Family violence ends in death of Brockton Father
By Zachary T. Sampson
Boston Globe • June 24, 2014
BROCKTON, MA — A family apparently fractured by years of domestic violence reached a fatal breaking point Monday night when a son stabbed his father near the heart, severing his aortic artery with a small kitchen knife, prosecutors said.
Amilton Goncalves, 21, is accused of killing his father outside the family home after a day of fighting among family members. About 3:30 Monday afternoon, authorities said, Goncalves punched his mother, Isabel, twice in the face. About six hours later, according to a police report, his father, Joao, was dead. When officers caught up to Amilton Goncalves, he repeatedly asked if his father was OK, according to police. Told later that he was being charged with murder, the young man allegedly said, “That little knife killed my father? There’s no way. I can’t kill my father.”
The family argument began Sunday over the volume of music playing on Goncalves’s iPhone, prosecutors said Tuesday in Brockton District Court.
Goncalves’s defense attorney countered that the conflict actually began years earlier, when his client was subjected to persistent “domestic turmoil” as a child. According to the attorney, Liam D. Scully, Goncalves was retreating from his punch-throwing father Monday night when he swung the blade of a paring knife in self-defense.
“There’s ongoing friction that rises and falls in intensity,” Scully said in an interview. “That day, it was rising.”

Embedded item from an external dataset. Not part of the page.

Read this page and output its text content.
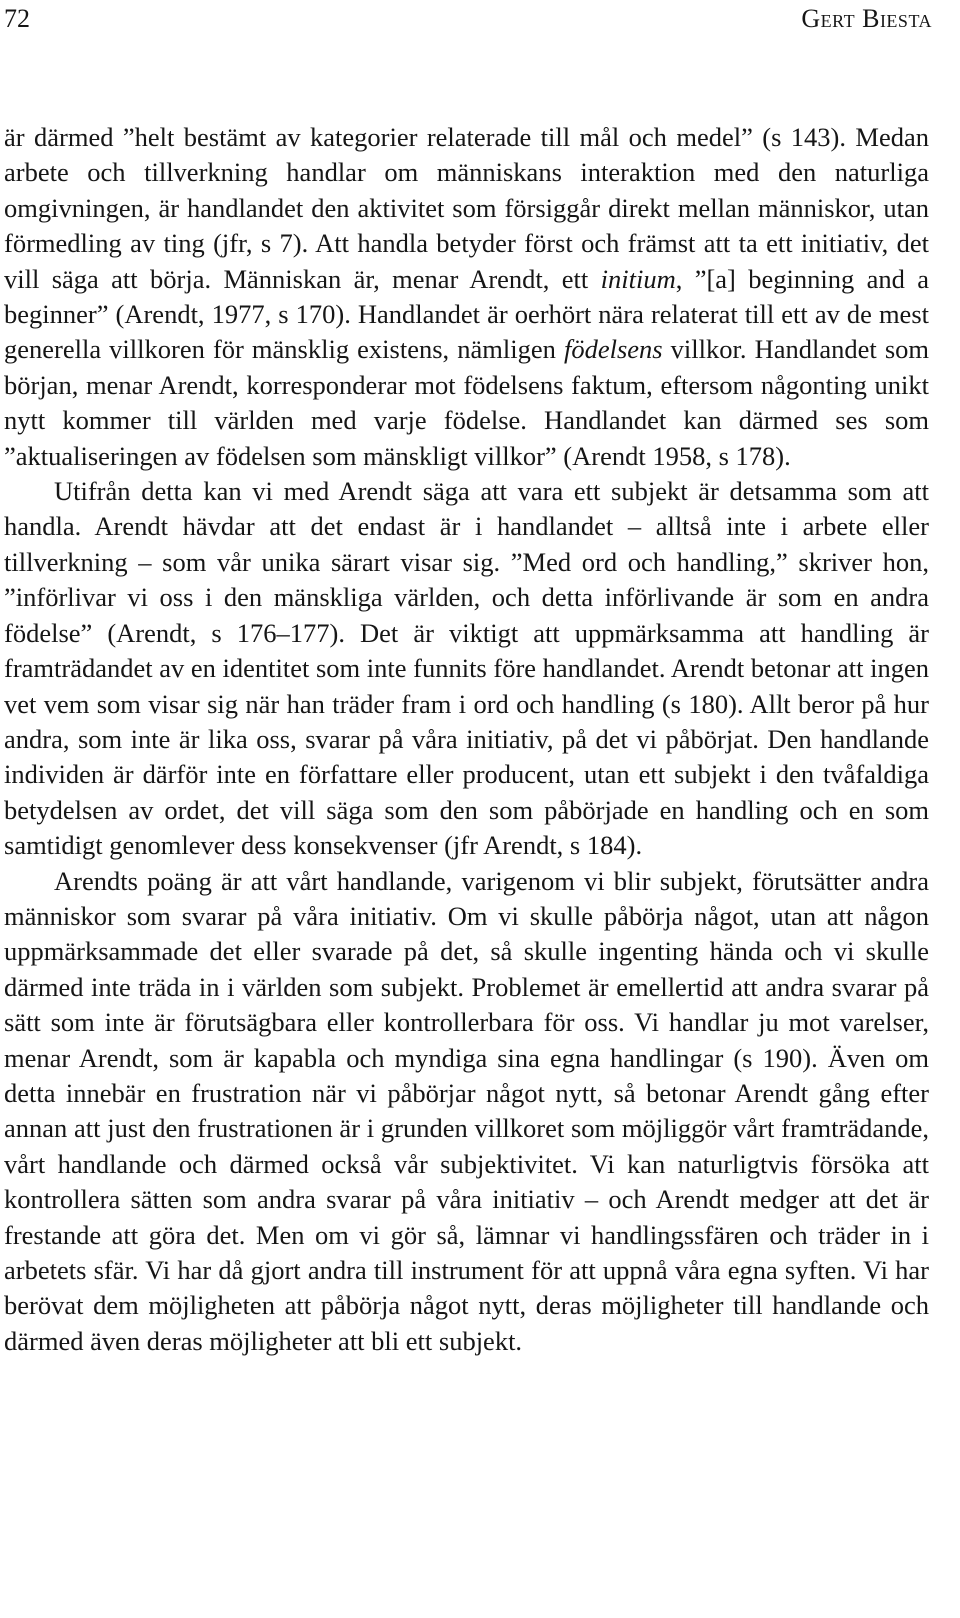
72	Gert Biesta

är därmed ”helt bestämt av kategorier relaterade till mål och medel” (s 143). Medan arbete och tillverkning handlar om människans interaktion med den naturliga omgivningen, är handlandet den aktivitet som försiggår direkt mellan människor, utan förmedling av ting (jfr, s 7). Att handla betyder först och främst att ta ett initiativ, det vill säga att börja. Människan är, menar Arendt, ett initium, ”[a] beginning and a beginner” (Arendt, 1977, s 170). Handlandet är oerhört nära relaterat till ett av de mest generella villkoren för mänsklig existens, nämligen födelsens villkor. Handlandet som början, menar Arendt, korresponderar mot födelsens faktum, eftersom någonting unikt nytt kommer till världen med varje födelse. Handlandet kan därmed ses som ”aktualiseringen av födelsen som mänskligt villkor” (Arendt 1958, s 178).

Utifrån detta kan vi med Arendt säga att vara ett subjekt är detsamma som att handla. Arendt hävdar att det endast är i handlandet – alltså inte i arbete eller tillverkning – som vår unika särart visar sig. ”Med ord och handling,” skriver hon, ”införlivar vi oss i den mänskliga världen, och detta införlivande är som en andra födelse” (Arendt, s 176–177). Det är viktigt att uppmärksamma att handling är framträdandet av en identitet som inte funnits före handlandet. Arendt betonar att ingen vet vem som visar sig när han träder fram i ord och handling (s 180). Allt beror på hur andra, som inte är lika oss, svarar på våra initiativ, på det vi påbörjat. Den handlande individen är därför inte en författare eller producent, utan ett subjekt i den tvåfaldiga betydelsen av ordet, det vill säga som den som påbörjade en handling och en som samtidigt genomlever dess konsekvenser (jfr Arendt, s 184).

Arendts poäng är att vårt handlande, varigenom vi blir subjekt, förutsätter andra människor som svarar på våra initiativ. Om vi skulle påbörja något, utan att någon uppmärksammade det eller svarade på det, så skulle ingenting hända och vi skulle därmed inte träda in i världen som subjekt. Problemet är emellertid att andra svarar på sätt som inte är förutsägbara eller kontrollerbara för oss. Vi handlar ju mot varelser, menar Arendt, som är kapabla och myndiga sina egna handlingar (s 190). Även om detta innebär en frustration när vi påbörjar något nytt, så betonar Arendt gång efter annan att just den frustrationen är i grunden villkoret som möjliggör vårt framträdande, vårt handlande och därmed också vår subjektivitet. Vi kan naturligtvis försöka att kontrollera sätten som andra svarar på våra initiativ – och Arendt medger att det är frestande att göra det. Men om vi gör så, lämnar vi handlingssfären och träder in i arbetets sfär. Vi har då gjort andra till instrument för att uppnå våra egna syften. Vi har berövat dem möjligheten att påbörja något nytt, deras möjligheter till handlande och därmed även deras möjligheter att bli ett subjekt.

Goncalves pleaded not guilty to a murder charge and two counts of assault and battery. A district court judge ordered him held without bail. Prosecutors said Tuesday that multiple domestic violence charges against the younger Goncalves have been dismissed since 2010. One case, stemming from a fight between father and son in May 2012, is still open after Amilton Goncalves did not show up for trial in March 2013, court records show. His bail was revoked in that case Tuesday.

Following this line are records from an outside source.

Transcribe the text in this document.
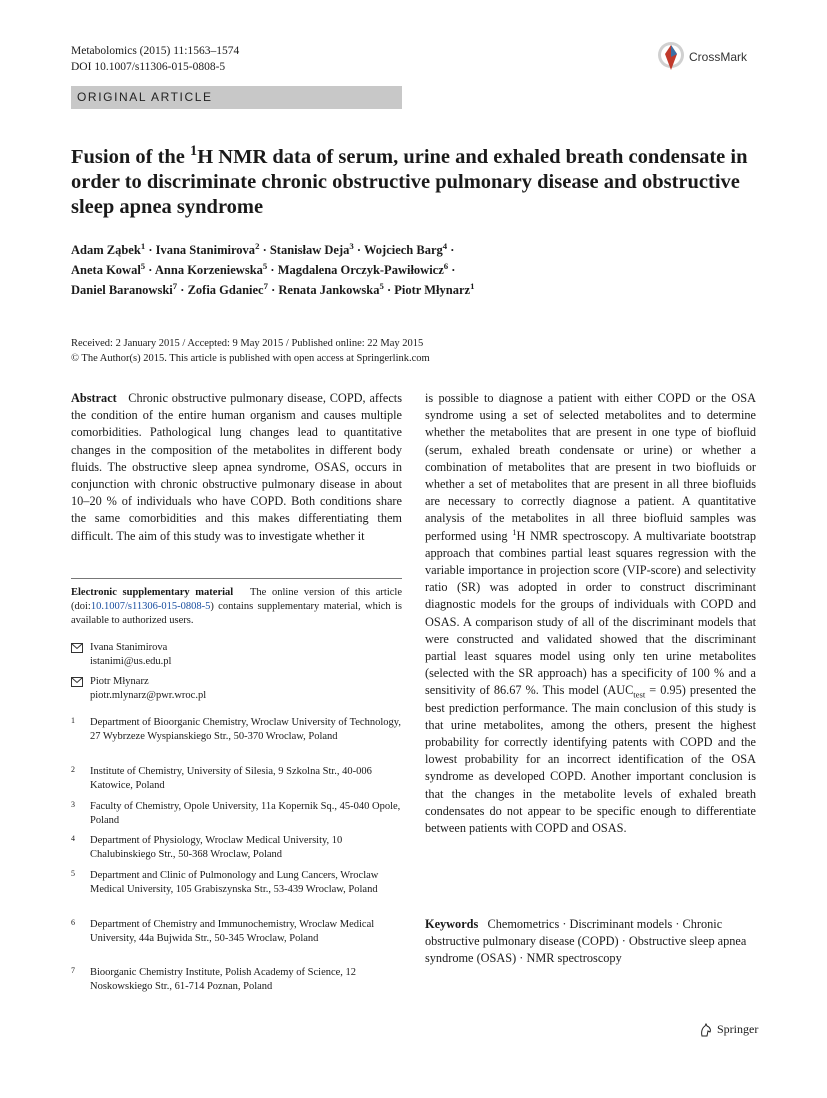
Metabolomics (2015) 11:1563–1574
DOI 10.1007/s11306-015-0808-5
CrossMark
ORIGINAL ARTICLE
Fusion of the $^1$H NMR data of serum, urine and exhaled breath condensate in order to discriminate chronic obstructive pulmonary disease and obstructive sleep apnea syndrome
Adam Ząbek$^1$ · Ivana Stanimirova$^2$ · Stanisław Deja$^3$ · Wojciech Barg$^4$ ·
Aneta Kowal$^5$ · Anna Korzeniewska$^5$ · Magdalena Orczyk-Pawiłowicz$^6$ ·
Daniel Baranowski$^7$ · Zofia Gdaniec$^7$ · Renata Jankowska$^5$ · Piotr Młynarz$^1$
Received: 2 January 2015 / Accepted: 9 May 2015 / Published online: 22 May 2015
© The Author(s) 2015. This article is published with open access at Springerlink.com
Abstract Chronic obstructive pulmonary disease, COPD, affects the condition of the entire human organism and causes multiple comorbidities. Pathological lung changes lead to quantitative changes in the composition of the metabolites in different body fluids. The obstructive sleep apnea syndrome, OSAS, occurs in conjunction with chronic obstructive pulmonary disease in about 10–20 % of individuals who have COPD. Both conditions share the same comorbidities and this makes differentiating them difficult. The aim of this study was to investigate whether it
is possible to diagnose a patient with either COPD or the OSA syndrome using a set of selected metabolites and to determine whether the metabolites that are present in one type of biofluid (serum, exhaled breath condensate or urine) or whether a combination of metabolites that are present in two biofluids or whether a set of metabolites that are present in all three biofluids are necessary to correctly diagnose a patient. A quantitative analysis of the metabolites in all three biofluid samples was performed using $^1$H NMR spectroscopy. A multivariate bootstrap approach that combines partial least squares regression with the variable importance in projection score (VIP-score) and selectivity ratio (SR) was adopted in order to construct discriminant diagnostic models for the groups of individuals with COPD and OSAS. A comparison study of all of the discriminant models that were constructed and validated showed that the discriminant partial least squares model using only ten urine metabolites (selected with the SR approach) has a specificity of 100 % and a sensitivity of 86.67 %. This model $(AUC_{test} = 0.95)$ presented the best prediction performance. The main conclusion of this study is that urine metabolites, among the others, present the highest probability for correctly identifying patents with COPD and the lowest probability for an incorrect identification of the OSA syndrome as developed COPD. Another important conclusion is that the changes in the metabolite levels of exhaled breath condensates do not appear to be specific enough to differentiate between patients with COPD and OSAS.
Electronic supplementary material The online version of this article (doi:10.1007/s11306-015-0808-5) contains supplementary material, which is available to authorized users.
Ivana Stanimirova
istanimi@us.edu.pl
Piotr Młynarz
piotr.mlynarz@pwr.wroc.pl
1	Department of Bioorganic Chemistry, Wroclaw University of Technology, 27 Wybrzeze Wyspianskiego Str., 50-370 Wroclaw, Poland
2	Institute of Chemistry, University of Silesia, 9 Szkolna Str., 40-006 Katowice, Poland
3	Faculty of Chemistry, Opole University, 11a Kopernik Sq., 45-040 Opole, Poland
4	Department of Physiology, Wroclaw Medical University, 10 Chalubinskiego Str., 50-368 Wroclaw, Poland
5	Department and Clinic of Pulmonology and Lung Cancers, Wroclaw Medical University, 105 Grabiszynska Str., 53-439 Wroclaw, Poland
6	Department of Chemistry and Immunochemistry, Wroclaw Medical University, 44a Bujwida Str., 50-345 Wroclaw, Poland
7	Bioorganic Chemistry Institute, Polish Academy of Science, 12 Noskowskiego Str., 61-714 Poznan, Poland
Keywords Chemometrics · Discriminant models · Chronic obstructive pulmonary disease (COPD) · Obstructive sleep apnea syndrome (OSAS) · NMR spectroscopy
Springer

The Goncalves family declined to comment outside their home Tuesday afternoon.
Brockton police first responded to the Goncalves home at 16 Louis St. Monday afternoon for a domestic violence call, according to a police log. The argument over the volume of Amilton Goncalves’s music had escalated, and Joao Goncalves had threatened to call authorities, according to a police report. When his father went outside, Amilton Goncalves allegedly tried to follow, but his mother blocked the door, police said. Goncalves hit her twice in the face and then fled, according to the police report.
Court records show that Goncalves was not arrested because he had run away and had taken a bus and train to his cousin’s house in Dorchester. Isabel Goncalves declined an ambulance, but she had a bloody nose and bruised chin, prosecutors said. After sunset, police reports show, the younger Goncalves returned home. His attorney said he was trying to retrieve clothing and see where he stood with the family, but his father blocked him from entering the house.
After he was arrested, Goncalves waived his Miranda rights and recounted the day’s events to investigators, police said. A state trooper wrote in a probable cause report that Goncalves said his father had hit him twice and that he had hit his father once before backing away to the street. The younger Goncalves said his father followed and called him back. The son sid that when he approached, Joao Goncalves hit him again. “I felt pressure; I was losing,” the younger Goncalves said, according to the report.
“I’m walking away, he’s coming toward me, so I just threw the knife in there,” Goncalves allegedly told investigators. Neighbors said they heard screaming from the Goncalves’s house and saw Joao Goncalves on the ground outside. Danny Flaherty, 49, said he approached and started trying to breathe into his neighbor’s mouth as another man performed chest compressions. “We tried to save his life,” Flaherty said.
Louis Street residents said that despite the Goncalves family’s apparent history of legal disputes, they were quiet neighbors. “Other than that day, totally quiet,” said Matthew McLean, 28. “Really nice family, wicked polite.”
The killing is the third death related to domestic violence in Plymouth County in the last two months. On June 11, a Rockland man allegedly stabbed his wife to death. In May, a man in Brockton allegedly killed his estranged wife in her home.
Patricia Kelleher, executive director of the Home Care Alliance of Massachusetts, said the rash of domestic homicides in the area is extremely unusual. Wednesday evening, people from her organization will gather in Brockton to release butterflies into the air. The goal, she said, is to honor victims and raise awareness of resources for others who may be abused. The event was planned before the killing Monday.